Tim Man stared at me, watery eyes unblinking. He did one of those “aww, shit” neck rolls, so I tried another approach. “Or maybe it’s just time for another drink.”
“Yeah,” he said. This time he didn’t even notice that he was drinking alone.
By the time I left I’d dropped enough hints about our boy Smith that someone should have bit, but I got nothing back. These guys seemed more homebodies than bar hoppers.
Someone did mention The Leopard Lounge. I heard that loud and clear.
Chapter 17
SO THAT’S THE WAY THE OTHER HALF LIVES
Angel pulled to the curb in front of the graffiti-defaced apartment building. She was pretty sure her car was in more danger than she was by the look of the drugged-out kids on the stoop. She reached into the duffel bag Marshall had put together and slipped a blue DEA hat on her head, then tucked the gun in her waistband.
As soon as she stepped out of the car, the kids scattered. She yelled after them, “One scratch on the car, and I’m coming after you!”
There was a row of buzzers for the apartments and a single security camera at the entrance to the building; one buzzer was dangling by a single wi
re, another had so many names written on top of each other there was no way to know who you were going to get on the other end.
Angel pushed through the door and held her breath. Number 206 should be upstairs in the back. “Get in and get out,” she whispered, like a video gamer.
She paused in front of the apartment, took off the ball cap, and tucked it under her arm.
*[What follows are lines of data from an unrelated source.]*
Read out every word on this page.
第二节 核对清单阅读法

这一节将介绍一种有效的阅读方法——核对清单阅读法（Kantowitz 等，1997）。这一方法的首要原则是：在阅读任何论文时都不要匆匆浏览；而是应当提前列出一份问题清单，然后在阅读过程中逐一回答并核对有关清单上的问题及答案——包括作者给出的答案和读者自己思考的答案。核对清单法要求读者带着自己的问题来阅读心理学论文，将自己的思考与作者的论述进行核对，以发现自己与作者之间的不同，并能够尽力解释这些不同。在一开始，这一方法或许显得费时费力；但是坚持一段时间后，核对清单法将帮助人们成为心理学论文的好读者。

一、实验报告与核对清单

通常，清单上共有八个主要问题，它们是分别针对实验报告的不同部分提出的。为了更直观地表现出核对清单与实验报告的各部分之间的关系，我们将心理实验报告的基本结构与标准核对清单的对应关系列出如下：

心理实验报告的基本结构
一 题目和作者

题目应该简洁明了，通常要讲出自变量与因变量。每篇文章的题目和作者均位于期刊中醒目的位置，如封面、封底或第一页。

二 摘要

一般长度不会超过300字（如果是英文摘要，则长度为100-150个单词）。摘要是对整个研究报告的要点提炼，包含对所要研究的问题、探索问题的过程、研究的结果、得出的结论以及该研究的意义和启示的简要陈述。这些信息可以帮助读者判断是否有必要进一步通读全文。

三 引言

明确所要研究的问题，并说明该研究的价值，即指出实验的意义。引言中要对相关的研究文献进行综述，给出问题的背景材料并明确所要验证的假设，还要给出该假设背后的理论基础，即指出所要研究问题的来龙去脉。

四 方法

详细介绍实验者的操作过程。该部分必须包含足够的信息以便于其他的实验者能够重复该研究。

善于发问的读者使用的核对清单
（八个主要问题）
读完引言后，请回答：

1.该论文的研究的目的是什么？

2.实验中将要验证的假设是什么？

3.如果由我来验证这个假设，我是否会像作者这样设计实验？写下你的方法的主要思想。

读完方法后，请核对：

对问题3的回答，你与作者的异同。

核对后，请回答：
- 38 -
The woman who answered the door might have been fifty, or a hundred and two. She was one of those mixes of Asian, Black, and Mexican, where you’re sure no matter what you say or do, you’re pretty sure you’ll end up offending her. Angel’s solution was simple. Do not engage.
“Is Tammy here?” she asked, trying to get a look around the shriveled old woman.
“No Tammy. She working.” The woman stepped forward, holding the door closed behind her. “You bring money?”
“Did I . . . yes, of course I did.” Angel started to reach into her pocket.
The old woman offered a jack-o’-lantern grin and let Angel in.
It could have been a scene from one of those drug-deal-gone-wrong movies, with the high girlfriend laying half-dressed on the torn couch, piles of pizza boxes and porn mags on the floor, overflowing ashtrays, holes in the walls, and Disney-character sheets for curtains.
The place was just like that, minus the girlfriend, and with the added scents of weed and bleach.
“Jesus,” Angel said. “Erica would love you.”
“What that, lady?” The old woman said, coming up behind Angel.
“Never mind. So, Tammy? She lives here, right?”
The woman nodded.
“You know this guy?” Angel showed her a picture of Jimbo, a decent one taken in the backyard as he was grilling steaks. A picture in which he wasn’t grabbing his crotch or throwing gang signs, and his gut was where it should be, not sucked up in a pose.
The woman reached into her pocket for a pair of Coke-bottle glasses, perched them on her nose, and squinted at the photograph. “I don’t know. You got money?”